Some important values for participatory decision-making include:
All members are encouraged to speak up and say what’s on their minds. Over time, members become more comfortable in raising difficult issues and sharing their ideas. They become more adept at accepting and acknowledging diverse opinions and backgrounds inherent in their group.
To reach sustainable agreement members need to understand and accept the legitimacy of one another’s needs and goals. This fundamental acceptance and understanding is what allows people to develop innovative ideas that incorporate everyone’s point of view.
The wisdom of the group emerges from the integration of everybody’s perspectives and needs. The solutions are more expansive as the truth is revealed not only by those who are quick to respond, the most articulate or powerful and influential, but also by those who are quieter, slower, less confident or disenfranchised.
Members feel a strong sense of responsibility for creating and developing sustainable agreements. They know they must be willing and able to implement the proposals they endorse, and they make every effort to give and receive input before final decisions are made. This is in contrast to conventional methods where everyone is held accountable for the consequences of decisions made by a few key people.
- Pooling opinions
- Effective listening
- Discussing ideas and differences
- Not always getting all that you want…but
- Agreement to the point that everyone “can live with it and support it”
Consensus Does Not Include:
- Majority rule
- Minority rule
- One-person rule
Killer Phrases that Stop Effective Decision Making
- “Yes, but…”
- “We tried that before.”
- “That’s irrelevant.”
- “We haven’t got the manpower.”
- “Because I said so.”
- “Don’t rock the boat!”
- “Great idea, but not for us.”
- “It’ll never fly.”
- “It will be more trouble than it’s worth.”
- “You can’t teach an old dog new tricks.”
- “If it ain’t broke, don’t fix it.”
- “We’ve always done it this way.”
Don’t fall prey to these old, familiar phrases!
Consensus is achieved when every member can say…

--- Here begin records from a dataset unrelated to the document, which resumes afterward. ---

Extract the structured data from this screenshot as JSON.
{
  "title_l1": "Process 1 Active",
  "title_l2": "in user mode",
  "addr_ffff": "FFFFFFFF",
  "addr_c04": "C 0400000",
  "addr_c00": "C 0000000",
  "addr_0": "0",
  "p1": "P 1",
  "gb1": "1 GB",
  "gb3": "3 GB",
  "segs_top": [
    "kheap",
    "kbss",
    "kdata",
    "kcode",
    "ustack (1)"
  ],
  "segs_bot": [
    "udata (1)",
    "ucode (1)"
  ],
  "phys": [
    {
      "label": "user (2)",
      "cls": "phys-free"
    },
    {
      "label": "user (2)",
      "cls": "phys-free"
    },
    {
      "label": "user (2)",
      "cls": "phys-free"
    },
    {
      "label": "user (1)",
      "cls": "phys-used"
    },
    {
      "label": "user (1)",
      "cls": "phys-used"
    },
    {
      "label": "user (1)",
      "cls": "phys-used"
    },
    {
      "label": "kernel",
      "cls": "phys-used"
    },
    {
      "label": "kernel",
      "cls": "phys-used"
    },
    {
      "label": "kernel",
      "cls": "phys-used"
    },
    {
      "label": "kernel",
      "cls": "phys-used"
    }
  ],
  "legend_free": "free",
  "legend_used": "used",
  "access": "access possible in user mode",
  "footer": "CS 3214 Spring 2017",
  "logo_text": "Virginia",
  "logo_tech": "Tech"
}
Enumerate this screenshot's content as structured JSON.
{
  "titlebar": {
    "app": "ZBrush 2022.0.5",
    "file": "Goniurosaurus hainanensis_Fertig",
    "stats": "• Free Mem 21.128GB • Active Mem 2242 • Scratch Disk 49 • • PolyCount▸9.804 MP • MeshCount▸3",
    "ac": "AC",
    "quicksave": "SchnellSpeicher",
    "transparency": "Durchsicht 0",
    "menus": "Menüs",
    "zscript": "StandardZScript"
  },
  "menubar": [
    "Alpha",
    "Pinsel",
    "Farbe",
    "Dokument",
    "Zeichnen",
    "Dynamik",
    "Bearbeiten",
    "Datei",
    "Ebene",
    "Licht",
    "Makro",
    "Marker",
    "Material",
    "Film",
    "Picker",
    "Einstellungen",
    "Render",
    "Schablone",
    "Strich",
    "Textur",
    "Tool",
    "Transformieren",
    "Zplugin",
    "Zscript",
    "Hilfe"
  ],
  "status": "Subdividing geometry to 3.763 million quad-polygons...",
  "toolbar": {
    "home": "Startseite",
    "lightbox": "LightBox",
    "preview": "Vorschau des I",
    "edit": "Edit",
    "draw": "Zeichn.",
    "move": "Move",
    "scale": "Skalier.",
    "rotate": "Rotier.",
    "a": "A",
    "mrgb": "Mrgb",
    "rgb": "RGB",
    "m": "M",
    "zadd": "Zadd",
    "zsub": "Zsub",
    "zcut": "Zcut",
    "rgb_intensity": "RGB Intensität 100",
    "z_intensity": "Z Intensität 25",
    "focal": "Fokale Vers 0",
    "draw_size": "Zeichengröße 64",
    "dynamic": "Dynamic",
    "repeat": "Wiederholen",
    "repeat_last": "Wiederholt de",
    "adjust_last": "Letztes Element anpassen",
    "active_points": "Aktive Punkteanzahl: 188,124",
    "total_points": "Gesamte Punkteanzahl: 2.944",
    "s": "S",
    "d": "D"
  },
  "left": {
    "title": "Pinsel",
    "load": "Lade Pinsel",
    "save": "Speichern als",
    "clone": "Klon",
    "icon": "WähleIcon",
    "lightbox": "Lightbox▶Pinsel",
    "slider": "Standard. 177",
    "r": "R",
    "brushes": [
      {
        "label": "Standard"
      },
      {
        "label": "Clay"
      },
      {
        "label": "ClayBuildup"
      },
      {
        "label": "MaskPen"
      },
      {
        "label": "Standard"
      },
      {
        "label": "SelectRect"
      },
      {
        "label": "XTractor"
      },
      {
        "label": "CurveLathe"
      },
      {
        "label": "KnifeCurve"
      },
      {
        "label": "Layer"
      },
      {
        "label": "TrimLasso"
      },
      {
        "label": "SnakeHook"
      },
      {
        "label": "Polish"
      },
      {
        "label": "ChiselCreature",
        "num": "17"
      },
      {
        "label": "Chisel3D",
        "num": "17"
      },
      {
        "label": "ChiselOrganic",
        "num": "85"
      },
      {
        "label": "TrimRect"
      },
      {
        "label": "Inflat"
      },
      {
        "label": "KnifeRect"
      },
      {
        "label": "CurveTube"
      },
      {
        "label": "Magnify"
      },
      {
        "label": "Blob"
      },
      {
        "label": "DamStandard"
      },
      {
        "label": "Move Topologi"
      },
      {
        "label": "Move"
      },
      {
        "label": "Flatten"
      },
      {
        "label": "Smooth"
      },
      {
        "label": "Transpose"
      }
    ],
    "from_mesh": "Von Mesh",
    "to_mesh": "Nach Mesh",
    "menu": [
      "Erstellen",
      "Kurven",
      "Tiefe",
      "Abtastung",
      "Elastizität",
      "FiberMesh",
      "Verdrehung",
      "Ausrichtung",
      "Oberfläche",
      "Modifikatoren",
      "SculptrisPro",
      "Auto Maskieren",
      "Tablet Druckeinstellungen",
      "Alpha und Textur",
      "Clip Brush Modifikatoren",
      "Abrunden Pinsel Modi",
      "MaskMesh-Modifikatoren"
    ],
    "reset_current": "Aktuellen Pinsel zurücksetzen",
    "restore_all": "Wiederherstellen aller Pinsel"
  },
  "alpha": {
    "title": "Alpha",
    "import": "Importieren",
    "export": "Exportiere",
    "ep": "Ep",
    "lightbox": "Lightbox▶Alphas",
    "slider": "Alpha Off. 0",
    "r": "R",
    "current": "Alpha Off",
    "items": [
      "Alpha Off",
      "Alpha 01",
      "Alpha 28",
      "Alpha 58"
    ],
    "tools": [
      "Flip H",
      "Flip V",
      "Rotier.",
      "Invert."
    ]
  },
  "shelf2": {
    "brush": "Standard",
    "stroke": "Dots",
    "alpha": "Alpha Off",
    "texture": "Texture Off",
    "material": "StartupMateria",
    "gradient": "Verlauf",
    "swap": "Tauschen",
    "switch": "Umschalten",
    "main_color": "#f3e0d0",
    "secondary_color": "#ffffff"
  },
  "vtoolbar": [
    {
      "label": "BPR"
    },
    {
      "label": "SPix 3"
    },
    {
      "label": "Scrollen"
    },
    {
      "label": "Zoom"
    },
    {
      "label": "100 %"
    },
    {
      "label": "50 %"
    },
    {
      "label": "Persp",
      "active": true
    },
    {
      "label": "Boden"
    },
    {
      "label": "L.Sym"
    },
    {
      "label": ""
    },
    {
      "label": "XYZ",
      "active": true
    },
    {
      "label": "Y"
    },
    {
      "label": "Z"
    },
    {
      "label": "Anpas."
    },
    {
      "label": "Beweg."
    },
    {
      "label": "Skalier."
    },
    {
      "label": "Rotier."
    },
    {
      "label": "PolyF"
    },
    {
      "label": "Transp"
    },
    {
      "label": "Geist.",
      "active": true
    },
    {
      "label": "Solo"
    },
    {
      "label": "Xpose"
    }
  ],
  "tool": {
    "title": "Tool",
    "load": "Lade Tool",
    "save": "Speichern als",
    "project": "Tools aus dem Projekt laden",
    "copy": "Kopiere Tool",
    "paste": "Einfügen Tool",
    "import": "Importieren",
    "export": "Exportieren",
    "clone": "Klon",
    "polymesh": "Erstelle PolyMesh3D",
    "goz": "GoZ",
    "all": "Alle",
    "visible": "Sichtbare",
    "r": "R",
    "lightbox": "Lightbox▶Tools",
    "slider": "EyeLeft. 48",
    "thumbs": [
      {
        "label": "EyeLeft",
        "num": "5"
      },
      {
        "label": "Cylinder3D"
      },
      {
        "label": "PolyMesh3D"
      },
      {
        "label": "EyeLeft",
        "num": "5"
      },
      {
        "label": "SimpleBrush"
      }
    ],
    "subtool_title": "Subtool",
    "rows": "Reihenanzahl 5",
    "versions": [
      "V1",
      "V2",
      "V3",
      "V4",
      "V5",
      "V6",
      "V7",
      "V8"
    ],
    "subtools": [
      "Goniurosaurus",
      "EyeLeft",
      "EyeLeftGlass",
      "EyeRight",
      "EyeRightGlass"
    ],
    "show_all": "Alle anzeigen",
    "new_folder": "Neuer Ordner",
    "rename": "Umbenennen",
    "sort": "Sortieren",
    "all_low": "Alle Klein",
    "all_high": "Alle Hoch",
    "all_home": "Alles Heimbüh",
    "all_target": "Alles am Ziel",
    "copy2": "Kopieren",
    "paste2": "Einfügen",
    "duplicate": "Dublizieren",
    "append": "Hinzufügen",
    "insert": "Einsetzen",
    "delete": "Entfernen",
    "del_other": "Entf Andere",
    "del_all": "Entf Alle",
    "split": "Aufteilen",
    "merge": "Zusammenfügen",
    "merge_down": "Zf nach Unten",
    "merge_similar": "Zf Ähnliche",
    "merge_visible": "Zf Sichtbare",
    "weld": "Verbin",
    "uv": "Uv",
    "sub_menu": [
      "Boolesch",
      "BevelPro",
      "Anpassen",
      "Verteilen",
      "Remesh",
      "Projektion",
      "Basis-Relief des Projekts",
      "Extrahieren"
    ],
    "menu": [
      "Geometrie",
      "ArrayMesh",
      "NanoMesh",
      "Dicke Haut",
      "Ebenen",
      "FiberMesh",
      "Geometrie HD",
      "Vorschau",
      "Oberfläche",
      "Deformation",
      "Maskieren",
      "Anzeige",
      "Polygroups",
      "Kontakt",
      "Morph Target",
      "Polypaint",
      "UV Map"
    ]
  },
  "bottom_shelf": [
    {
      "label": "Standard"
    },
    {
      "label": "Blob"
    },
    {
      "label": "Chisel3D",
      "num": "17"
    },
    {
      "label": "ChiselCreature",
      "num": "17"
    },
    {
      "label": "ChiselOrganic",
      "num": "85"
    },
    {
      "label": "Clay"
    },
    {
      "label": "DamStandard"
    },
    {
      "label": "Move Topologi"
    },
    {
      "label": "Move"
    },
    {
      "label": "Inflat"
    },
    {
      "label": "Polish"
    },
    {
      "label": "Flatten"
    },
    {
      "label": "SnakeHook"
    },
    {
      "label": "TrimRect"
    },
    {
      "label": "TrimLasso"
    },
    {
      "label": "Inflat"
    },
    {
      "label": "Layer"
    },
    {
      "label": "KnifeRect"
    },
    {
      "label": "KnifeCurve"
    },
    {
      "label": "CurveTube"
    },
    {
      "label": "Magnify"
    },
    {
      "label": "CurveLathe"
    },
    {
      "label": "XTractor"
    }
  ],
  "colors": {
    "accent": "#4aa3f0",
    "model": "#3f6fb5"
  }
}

“I have had the opportunity to express my views fully and they have been thoughtfully considered by the group. Even though this solution may not be the one I believe is optimal, I think it will work and I support it.”
Although decision-making by consensus can take a lot of work, the payoff is worth it. Make it your goal to approach your next decision in this way. What can you do to introduce this process to your group?